Individual patient rooms should be designed as separate fire compartments. Fire compartments should provide 30 min of containment or protection, increasing to 1 h for high-risk areas such as stores and kitchens. Any opening within the compartment must be protected by fire-resistant materials, and door seals and ventilation grills must be smoke and heat proof. Ideally, two evacuation routes should be included in the design of an ICU. Each should be wide enough to permit easy maneuvering of beds and should not become obstructed by stores or equipment. If the unit is not at ground level, an appropriate escape route to the ground should exist. Lateral movement, at the same level, through fire barriers is acceptable, gaining protection time for each barrier passed.

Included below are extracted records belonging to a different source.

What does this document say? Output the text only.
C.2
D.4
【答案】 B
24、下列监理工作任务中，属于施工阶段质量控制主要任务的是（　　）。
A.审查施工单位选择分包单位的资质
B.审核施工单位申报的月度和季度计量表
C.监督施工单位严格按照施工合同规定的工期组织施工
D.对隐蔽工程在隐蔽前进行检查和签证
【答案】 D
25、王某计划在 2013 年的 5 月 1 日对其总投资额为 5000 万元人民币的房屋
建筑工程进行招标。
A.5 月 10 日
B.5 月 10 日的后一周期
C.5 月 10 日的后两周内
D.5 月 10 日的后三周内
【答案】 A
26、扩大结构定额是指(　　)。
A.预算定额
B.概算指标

Air conditioning in the ICU should provide a slight positive pressure, preventing ingress of smoke from fires outside the unit. The exception will be in isolation units which require a negative pressure system. Air conditioning should not entrain or spread smoke around the patient area. The system should be separate from the main hospital system and should not automatically close down in the event of a fire elsewhere in the hospital. However, smoke and heat detectors should be fitted within the ducting and other parts of the system. These should shut the system down if smoke or hot gases enter. This will prevent the spread of smoke and fire within the ICU. The control unit for the air conditioning should be located within the ICU. Service ducts should also be capable of isolation to prevent ingress of smoke.

The generation and spread of fire and smoke within the unit can be limited by ensuring that disposable items are stored within cupboards or bins whose doors and lids are kept closed. Safe storage facilities for oxygen cylinders should also be provided. Furniture and furnishings should be fire resistant and conform to the relevant safety standards.


Oxygen and medical air are usually supplied to the ICU by pipelines. The decision to disconnect the oxygen supply should only be made with the agreement of medical or nursing staff in conjunction with the fire service and hospital engineers. The design of the pipeline supply should be such that it can be isolated from the rest of the hospital. Portable oxygen cylinders should be available as a back-up for each patient.